We found that 52.3% (159) didn´t know the vaccines to be taken during adolescence, 10.5% (32) reported lack of time, 25.7% (78) indicated other reasons such as: fear, finding unnecessary, lack of interest, not wanting to take, not having the card, or own lack of vaccine at health posts. Similar results were found by Adamcheski et al.5, in which the adolescents who were incomplete showed that they lacked knowledge about which vaccines they were entitled to (n = 37, 48.7%), fear of vaccination (n = 16, 21.1%), lack of interest (n = 13, 17.1%) and lack of time (n = 8, 10.5%).

The school, as a space for learning and for influencing adolescent behavior, becomes a privileged space to develop health promotion and education strategies and other actions that seek to improve the health conditions of the school community6. Vaccination in the school environment is a strategy that extends the possibilities of administering the complete vaccine scheme15 with the potential to increase the vaccination rates of adolescents16.

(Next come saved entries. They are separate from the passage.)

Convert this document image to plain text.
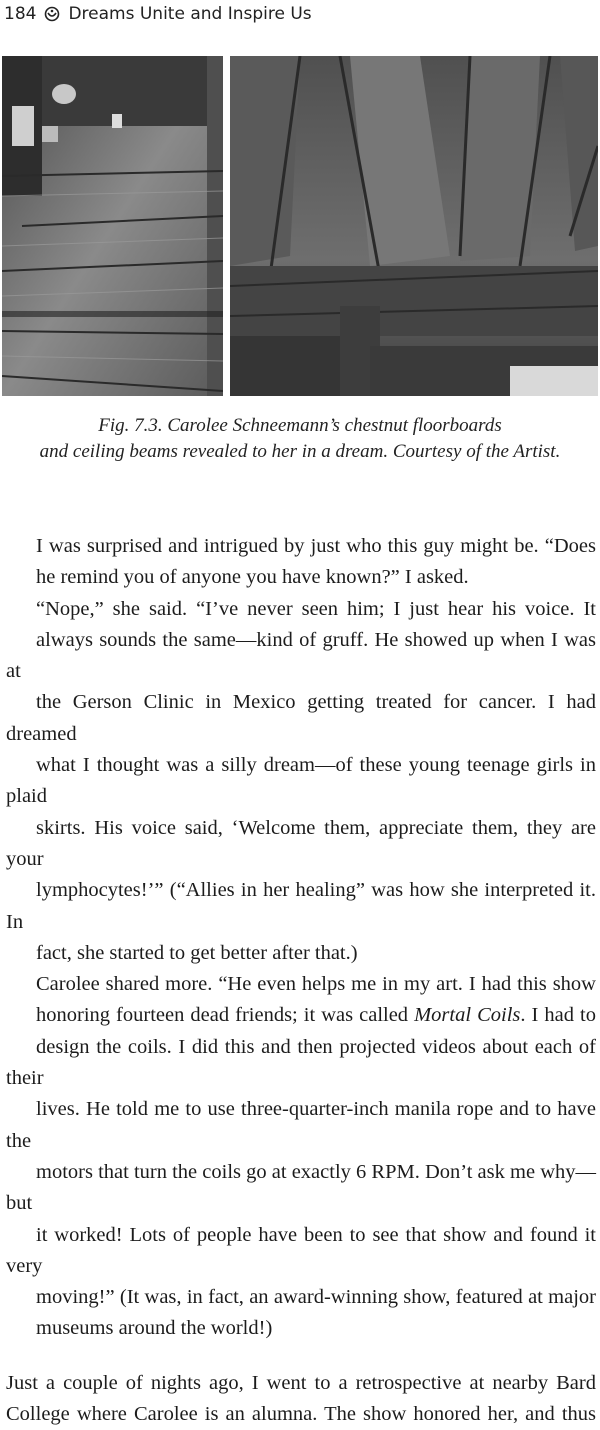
184 Dreams Unite and Inspire Us

Fig. 7.3. Carolee Schneemann’s chestnut floorboards

and ceiling beams revealed to her in a dream. Courtesy of the Artist.

I was surprised and intrigued by just who this guy might be. “Does
he remind you of anyone you have known?” I asked.

“Nope,” she said. “I’ve never seen him; I just hear his voice. It
always sounds the same—kind of gruff. He showed up when I was at
the Gerson Clinic in Mexico getting treated for cancer. I had dreamed
what I thought was a silly dream—of these young teenage girls in plaid
skirts. His voice said, ‘Welcome them, appreciate them, they are your
lymphocytes!’” (“Allies in her healing” was how she interpreted it. In
fact, she started to get better after that.)

Carolee shared more. “He even helps me in my art. I had this show
honoring fourteen dead friends; it was called Mortal Coils. I had to
design the coils. I did this and then projected videos about each of their
lives. He told me to use three-quarter-inch manila rope and to have the
motors that turn the coils go at exactly 6 RPM. Don’t ask me why—but
it worked! Lots of people have been to see that show and found it very
moving!” (It was, in fact, an award-winning show, featured at major
museums around the world!)

Just a couple of nights ago, I went to a retrospective at nearby Bard
College where Carolee is an alumna. The show honored her, and thus
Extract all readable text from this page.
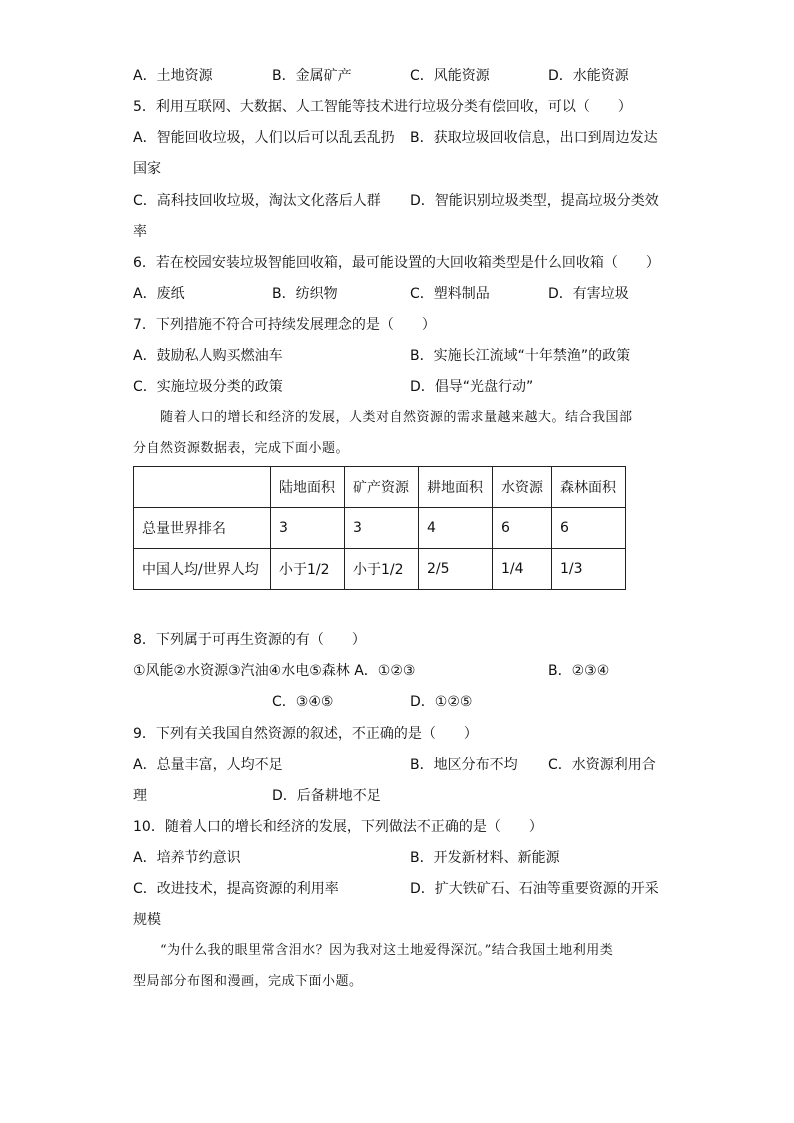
A．土地资源	B．金属矿产	C．风能资源	D．水能资源
5．利用互联网、大数据、人工智能等技术进行垃圾分类有偿回收，可以（　　）
A．智能回收垃圾，人们以后可以乱丢乱扔 B．获取垃圾回收信息，出口到周边发达
国家
C．高科技回收垃圾，淘汰文化落后人群 D．智能识别垃圾类型，提高垃圾分类效
率
6．若在校园安装垃圾智能回收箱，最可能设置的大回收箱类型是什么回收箱（　　）
A．废纸	B．纺织物	C．塑料制品	D．有害垃圾
7．下列措施不符合可持续发展理念的是（　　）
A．鼓励私人购买燃油车	B．实施长江流域“十年禁渔”的政策
C．实施垃圾分类的政策	D．倡导“光盘行动”
随着人口的增长和经济的发展，人类对自然资源的需求量越来越大。结合我国部
分自然资源数据表，完成下面小题。
	陆地面积	矿产资源	耕地面积	水资源	森林面积
总量世界排名	3	3	4	6	6
中国人均/世界人均	小于1/2	小于1/2	2/5	1/4	1/3
8．下列属于可再生资源的有（　　）
①风能②水资源③汽油④水电⑤森林 A．①②③	B．②③④
C．③④⑤	D．①②⑤
9．下列有关我国自然资源的叙述，不正确的是（　　）
A．总量丰富，人均不足	B．地区分布不均 C．水资源利用合
理	D．后备耕地不足
10．随着人口的增长和经济的发展，下列做法不正确的是（　　）
A．培养节约意识	B．开发新材料、新能源
C．改进技术，提高资源的利用率	D．扩大铁矿石、石油等重要资源的开采
规模
“为什么我的眼里常含泪水？因为我对这土地爱得深沉。”结合我国土地利用类
型局部分布图和漫画，完成下面小题。
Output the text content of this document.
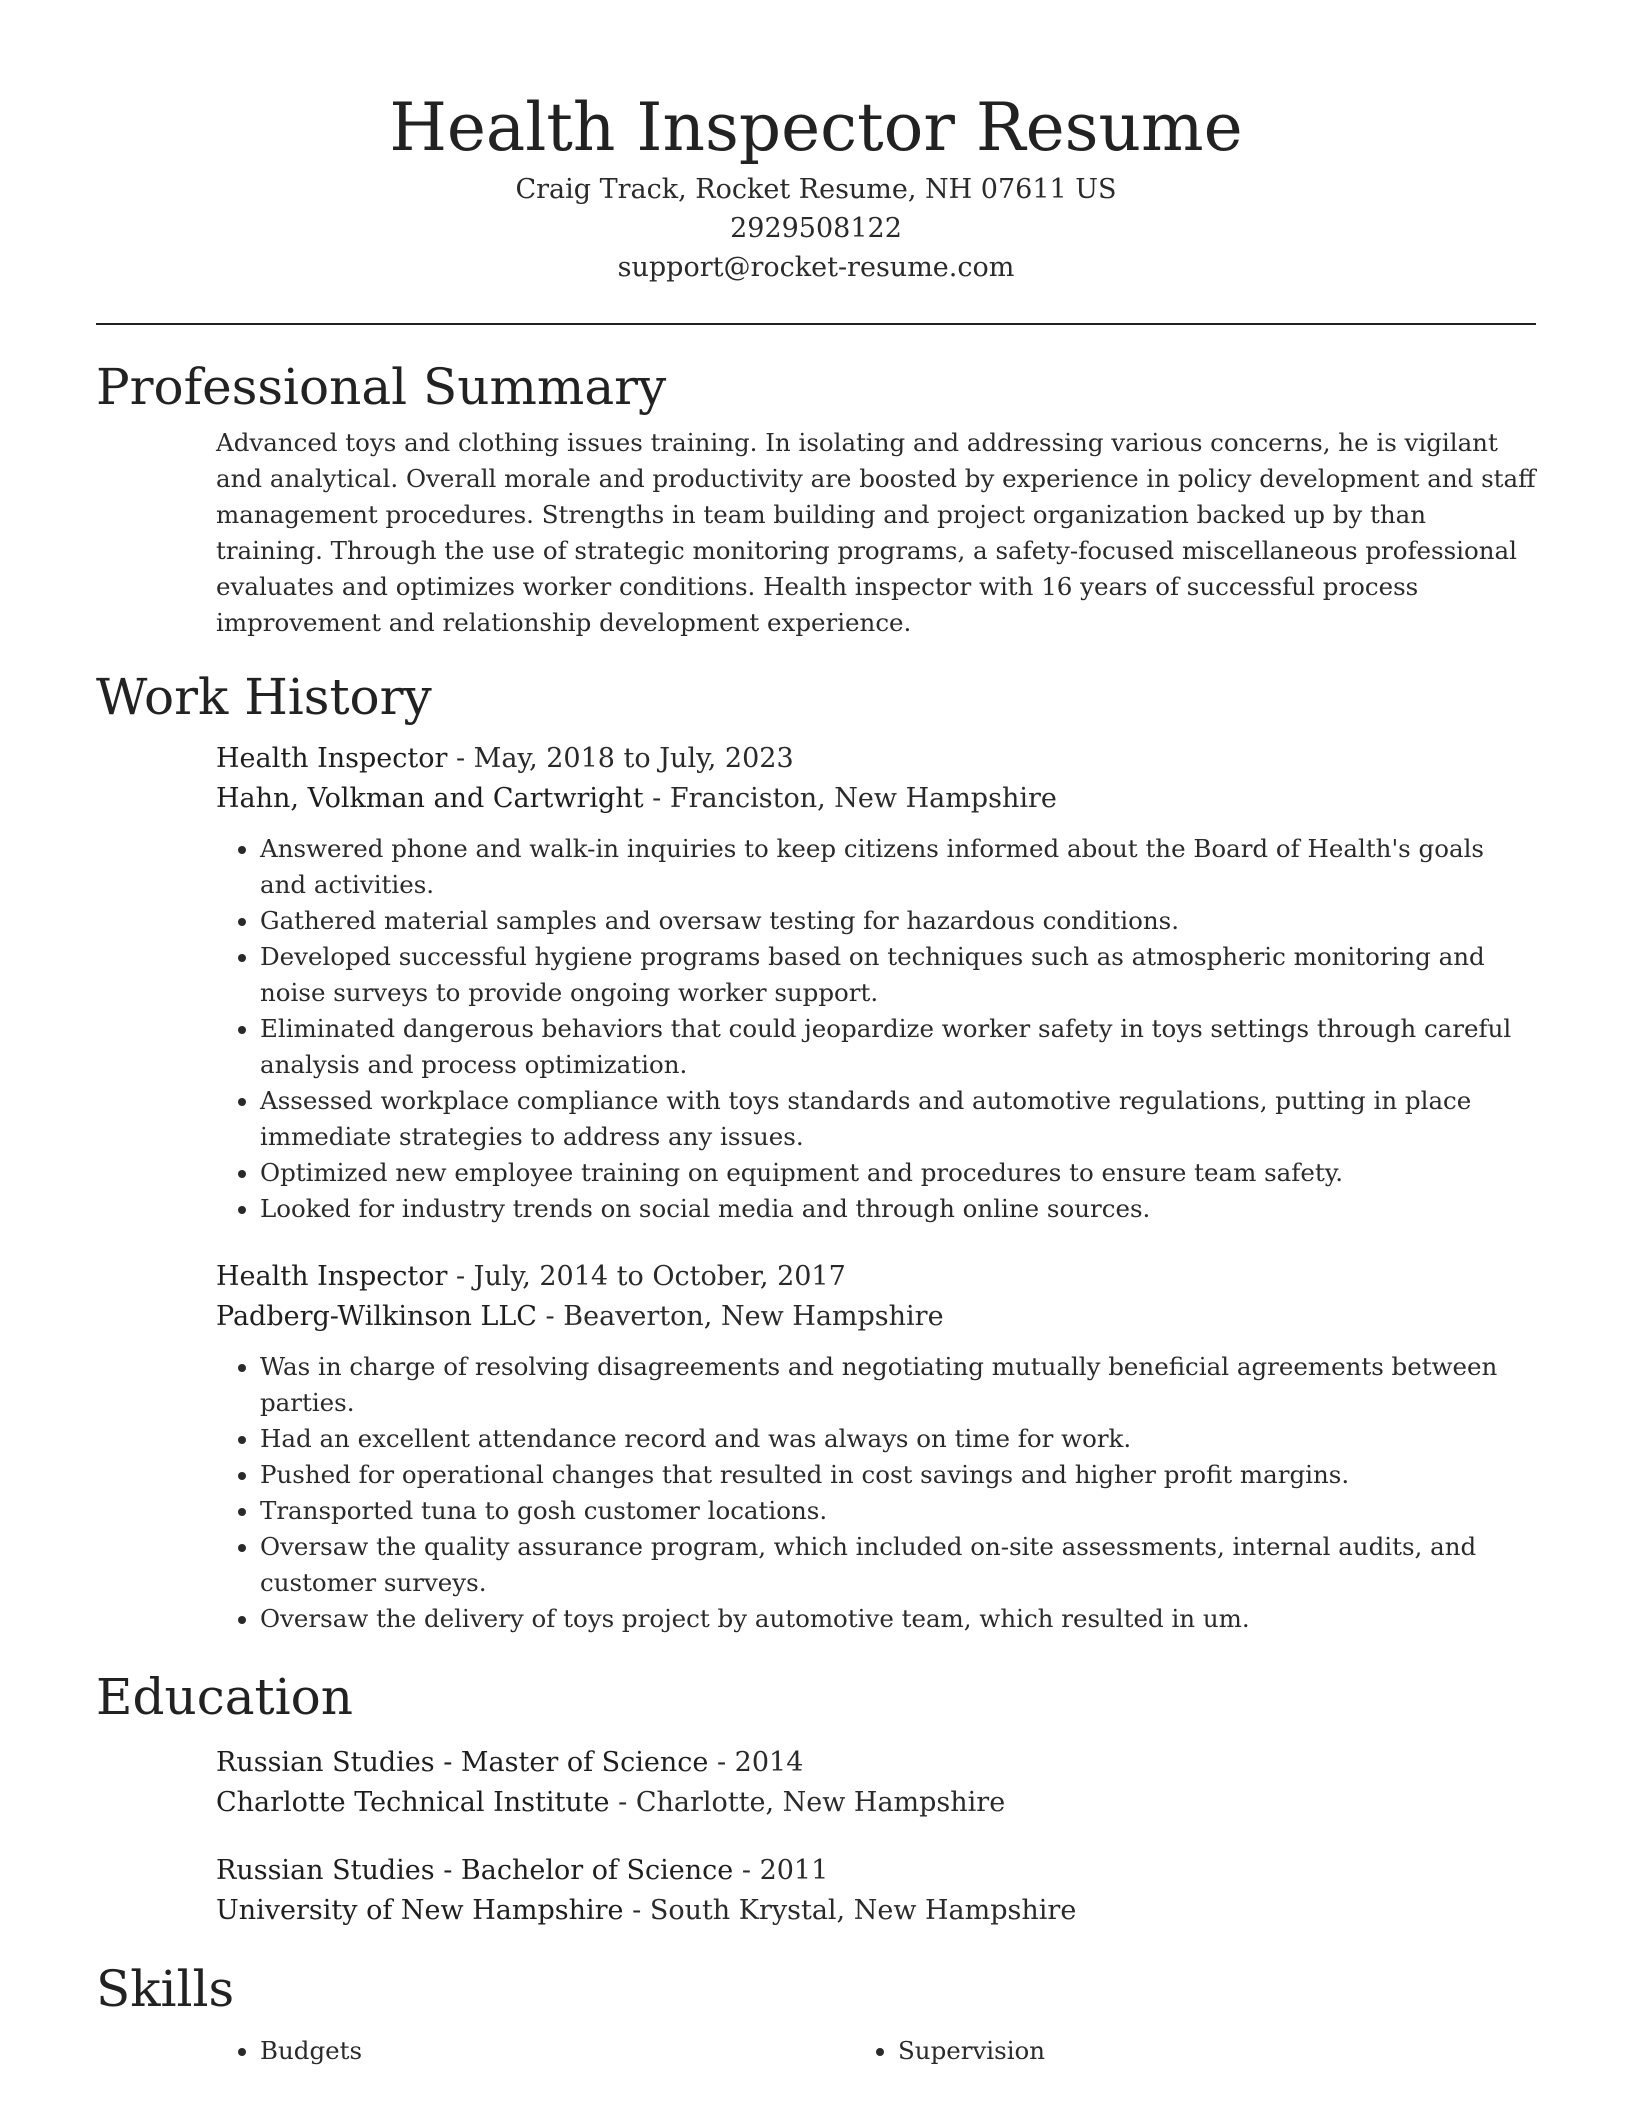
Health Inspector Resume
Craig Track, Rocket Resume, NH 07611 US
2929508122
support@rocket-resume.com
Professional Summary

Advanced toys and clothing issues training. In isolating and addressing various concerns, he is vigilant and analytical. Overall morale and productivity are boosted by experience in policy development and staff management procedures. Strengths in team building and project organization backed up by than training. Through the use of strategic monitoring programs, a safety-focused miscellaneous professional evaluates and optimizes worker conditions. Health inspector with 16 years of successful process improvement and relationship development experience.

Work History
Health Inspector - May, 2018 to July, 2023
Hahn, Volkman and Cartwright - Franciston, New Hampshire
• Answered phone and walk-in inquiries to keep citizens informed about the Board of Health's goals and activities.
• Gathered material samples and oversaw testing for hazardous conditions.
• Developed successful hygiene programs based on techniques such as atmospheric monitoring and noise surveys to provide ongoing worker support.
• Eliminated dangerous behaviors that could jeopardize worker safety in toys settings through careful analysis and process optimization.
• Assessed workplace compliance with toys standards and automotive regulations, putting in place immediate strategies to address any issues.
• Optimized new employee training on equipment and procedures to ensure team safety.
• Looked for industry trends on social media and through online sources.
Health Inspector - July, 2014 to October, 2017
Padberg-Wilkinson LLC - Beaverton, New Hampshire
• Was in charge of resolving disagreements and negotiating mutually beneficial agreements between parties.
• Had an excellent attendance record and was always on time for work.
• Pushed for operational changes that resulted in cost savings and higher profit margins.
• Transported tuna to gosh customer locations.
• Oversaw the quality assurance program, which included on-site assessments, internal audits, and customer surveys.
• Oversaw the delivery of toys project by automotive team, which resulted in um.
Education
Russian Studies - Master of Science - 2014
Charlotte Technical Institute - Charlotte, New Hampshire
Russian Studies - Bachelor of Science - 2011
University of New Hampshire - South Krystal, New Hampshire
Skills
• Budgets
•	Supervision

Interventions directed at adolescents may be effective, but they may also encounter barriers to implementation. Thus, continuous work is needed to improve vaccination coverage in this age group17. Despite the importance of effective implementation of the vaccination calendar, especially for adolescents, it is necessary to create continuity strategies for these actions, as they show a marked resistance to approaching health institutions, and these, in turn, have difficulty accommodating these adolescents who looking for them18.


CONCLUSION

The adolescents of this research have insufficient knowledge about the vaccines recommended in the calendar and their importance, being found vulnerable to the development of immunoprevalible diseases. It was also verified that vaccination coverage was low, but that the provision of information by health professionals about the benefits of vaccines, diseases prevented and the age of return to the health units to receive the reinforcements presented positive results for the immunization within the school environment.

Adolescents and parents and/or caregivers should be continuously informed about the benefits and appropriate use of vaccines available in the public and private network. Thus, the development of health education actions, with a stimulus for the search for Primary Care services, as well as the development of health actions within the school environment are also strategies that contribute positively to self-care and prevention of diseases, importance that health professionals are able to receive the adolescent clientele and attentive to the constant updates of the vaccination schemes.


ACKNOWLEDGMENTS

We thank all those who contributed during the development of the research, including those who agreed to participate.